Researchers say that a language model was used for its ability to generate protein sequences with a predictable function across large protein families, akin to generating grammatically and semantically correct natural language sentences on diverse topics.

“In the same way that words are strung together one-by-one to form text sentences, amino acids are strung together one-by-one to make proteins,” Nikhil Naik, the Director of AI Research at Salesforce Research, told Motherboard. The team applied “neural language modeling to proteins for generating realistic, yet novel protein sequences.”

The study was based on training the model with 280 million protein sequences from over 19,000 families, which was “augmented with control tags specifying protein properties.”

According to Motherboard, the use of conditional language models by the team allows for significantly more control over what types of sequences are generated, making them more useful for designing proteins with specific properties.  

The use case scenarios of such a development 

The flexibility of such a model to generate functional artificial proteins across protein families has promising applications. According to the team, “additional analyses suggest that our model has learned a flexible protein sequence representation that can be applied to diverse families like lysozymes, CM, and MDH.”

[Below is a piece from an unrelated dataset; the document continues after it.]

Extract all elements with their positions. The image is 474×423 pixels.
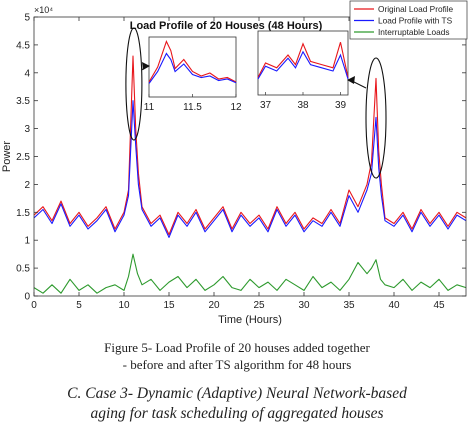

Since proteins form the building blocks of the human body, further studies are investigating how ProGen could identify treatment for disorders like rheumatoid arthritis and multiple sclerosis.

Abstract

Deep-learning language models have shown promise in various biotechnological applications, including protein design and engineering. Here we describe ProGen, a language model that can generate protein sequences with a predictable function across large protein families, akin to generating grammatically and semantically correct natural language sentences on diverse topics. The model was trained on 280 million protein sequences from >19,000 families and is augmented with control tags specifying protein properties. ProGen can be further fine-tuned to curated sequences and tags to improve the controllable generation performance of proteins from families with sufficient homologous samples. Artificial proteins fine-tuned to five distinct lysozyme families showed similar catalytic efficiencies as natural lysozymes, with sequence identity to natural proteins as low as 31.4%. ProGen is readily adapted to diverse protein families, as we demonstrate with chorismate mutase and malate dehydrogenase.